The module for sixth graders comprises 15 lessons, which trained teachers taught weekly or semiweekly over the course of an academic year.
According to a 2009 study, more than 30 percent of high school students engage in physical aggression each year.
The 42 percent decrease in physical fighting found by the researchers exceeded a goal set by the U.S. Department of Health and Human Services, which has set a goal of a 10 percent reduction in fighting among high school students by 2020.
"The magnitude of this finding should not be minimized," Espelage said. "The treatment effect was substantial. Given that the Second Step program is being implemented at many schools across the U.S., it's encouraging to see a significant reduction in physical aggression after 15 weeks of content."
Before and after the curriculum was implemented, students were surveyed about their experiences with physical aggression, verbal/relational bullying, homophobic name-calling and sexual violence.
Consistent with prior research, the current study found an association between aggressive behavior and schools with high poverty rates, as indicated by the proportion of students receiving free or reduced-price lunches. But even when the researchers controlled for the significant, negative influence of poverty, they found the same decrease in physical fighting after students went through the social-emotional skills curriculum.

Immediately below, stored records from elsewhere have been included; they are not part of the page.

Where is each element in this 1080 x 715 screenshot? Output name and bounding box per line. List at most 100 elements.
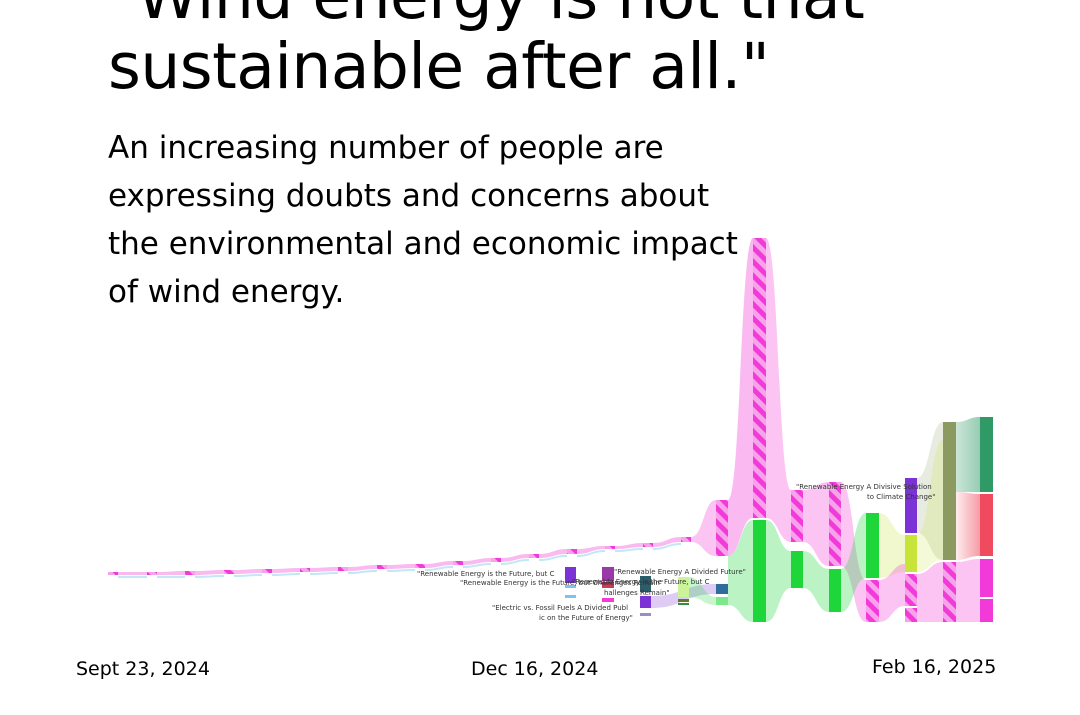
annotation-4: "Renewable Energy is the Future, but C <box>572 578 710 586</box>
flow-pink <box>956 559 980 622</box>
flow-layer <box>118 238 980 622</box>
node-purple <box>640 596 651 608</box>
node-pink-early <box>605 546 615 549</box>
flow-lime <box>879 513 905 578</box>
node-pink-early <box>224 570 234 574</box>
node-pink-early <box>491 558 501 562</box>
flow-pink <box>766 238 791 542</box>
flow-pink <box>577 546 605 554</box>
x-label-start: Sept 23, 2024 <box>76 658 210 680</box>
node-magenta-dark <box>602 567 614 581</box>
flow-pink <box>463 558 491 565</box>
node-pink-early <box>529 554 539 558</box>
flow-pink <box>653 537 681 547</box>
flow-thin-blue <box>425 566 453 571</box>
flow-pink <box>615 543 643 549</box>
flow-pink <box>917 562 943 622</box>
flow-thin-blue <box>615 548 643 552</box>
flow-pink <box>425 561 453 568</box>
annotation-7: ic on the Future of Energy" <box>539 614 633 622</box>
flow-teal <box>956 417 980 492</box>
flow-thin-blue <box>501 559 529 565</box>
node-green <box>829 569 841 612</box>
annotation-9: to Climate Change" <box>867 493 935 501</box>
flow-pink <box>118 572 147 575</box>
page-subtitle: An increasing number of people are expre… <box>108 130 738 310</box>
node-green-big <box>753 520 766 622</box>
node-blue <box>716 584 728 594</box>
flow-lime <box>917 440 943 572</box>
annotation-1: "Renewable Energy is the Future, but C <box>417 570 555 578</box>
node-pink-early <box>262 569 272 573</box>
node-pink <box>943 562 956 622</box>
flow-green <box>689 577 716 605</box>
node-pink-spike <box>753 238 766 518</box>
flow-pink-spike <box>728 238 753 556</box>
node-pink <box>905 608 917 622</box>
node-green-small <box>678 603 689 605</box>
node-green <box>791 551 803 588</box>
page-title: "Wind energy is not that sustainable aft… <box>108 0 1008 102</box>
node-red-small <box>602 582 614 588</box>
node-blue-small <box>565 595 576 598</box>
node-olive-small <box>678 599 689 602</box>
node-purple <box>905 478 917 533</box>
node-teal-dark <box>640 576 651 592</box>
node-teal <box>980 417 993 492</box>
node-lime-light <box>678 577 689 597</box>
title-line-2: sustainable after all." <box>108 30 770 103</box>
node-pink-small <box>602 598 614 602</box>
node-pink-early <box>415 564 425 568</box>
node-red <box>980 494 993 556</box>
flow-pink <box>879 564 905 622</box>
flow-pink <box>803 482 829 566</box>
flow-thin-blue <box>653 543 681 550</box>
node-pink-early <box>681 537 691 542</box>
title-line-1: "Wind energy is not that <box>108 0 865 33</box>
flow-pink <box>539 549 567 558</box>
node-green-light <box>716 597 728 605</box>
flow-pink <box>387 564 415 569</box>
flow-thin-blue <box>539 555 567 561</box>
node-pink <box>829 482 841 566</box>
annotation-layer: "Renewable Energy is the Future, but C "… <box>417 483 935 622</box>
node-pink-solid <box>980 599 993 622</box>
x-label-end: Feb 16, 2025 <box>872 656 997 678</box>
flow-thin-blue <box>463 563 491 568</box>
node-pink-mid <box>716 500 728 556</box>
node-pink-solid <box>980 559 993 597</box>
x-label-mid: Dec 16, 2024 <box>471 658 599 680</box>
flow-thin-blue <box>577 550 605 557</box>
node-lime <box>905 535 917 572</box>
flow-pink <box>310 567 338 572</box>
node-pink-early <box>147 572 157 575</box>
flow-thin-blue <box>234 574 262 577</box>
flow-thin-blue <box>310 572 338 575</box>
node-layer <box>108 238 993 622</box>
annotation-6: "Electric vs. Fossil Fuels A Divided Pub… <box>492 604 628 612</box>
node-blue-small <box>565 585 576 588</box>
annotation-5: hallenges Remain" <box>604 589 670 597</box>
node-pink-early <box>338 567 348 571</box>
flow-green <box>803 551 829 612</box>
flow-thin-blue <box>272 573 300 576</box>
flow-pink <box>841 482 866 622</box>
node-pink-early <box>185 571 195 575</box>
node-pink-early <box>108 572 118 575</box>
node-pink <box>866 580 879 622</box>
flow-thin-blue <box>118 576 147 578</box>
node-pink-early <box>300 568 310 572</box>
node-pink-early <box>567 549 577 554</box>
node-pink-early <box>643 543 653 547</box>
flow-olive <box>917 422 943 560</box>
node-pink-early <box>377 565 387 569</box>
flow-thin-blue <box>348 570 377 574</box>
flow-green <box>728 520 753 622</box>
node-lavender-small <box>640 613 651 616</box>
annotation-3: "Renewable Energy A Divided Future" <box>614 568 746 576</box>
flow-thin-blue <box>387 569 415 572</box>
flow-green <box>766 520 791 622</box>
node-pink-early <box>453 561 463 565</box>
node-pink <box>905 574 917 606</box>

The study did not find any intervention effects for perpetration or victimization related to bullying, homophobic teasing and sexual violence. The sixth-grade curriculum does not address sexual harassment, although some of the students reported experiences with sexual violence and homophobic teasing, suggesting a need to address these problems with younger students.
"These data suggest a distinction between overt – that is, disruptive – and covert or subtle forms of peer aggression, such as name-calling and bullying, which may have important implications for determining the temporal unfolding of program effects in schools," Espelage said. "Perhaps schools are better able to reduce more overt forms of disruptive and aggressive behavior, as opposed to more insidious or complex forms of aggression that require shifts in norms and attitudes across various social ecologies in schools."
The same cohort of students was tracked through the seventh and eighth grades, and findings on those years will be available this summer, Espelage said.
The curricula for the seventh and eighth grades comprise 13 lessons each and cover topics such as sexual harassment, bullying prevention and bystander intervention.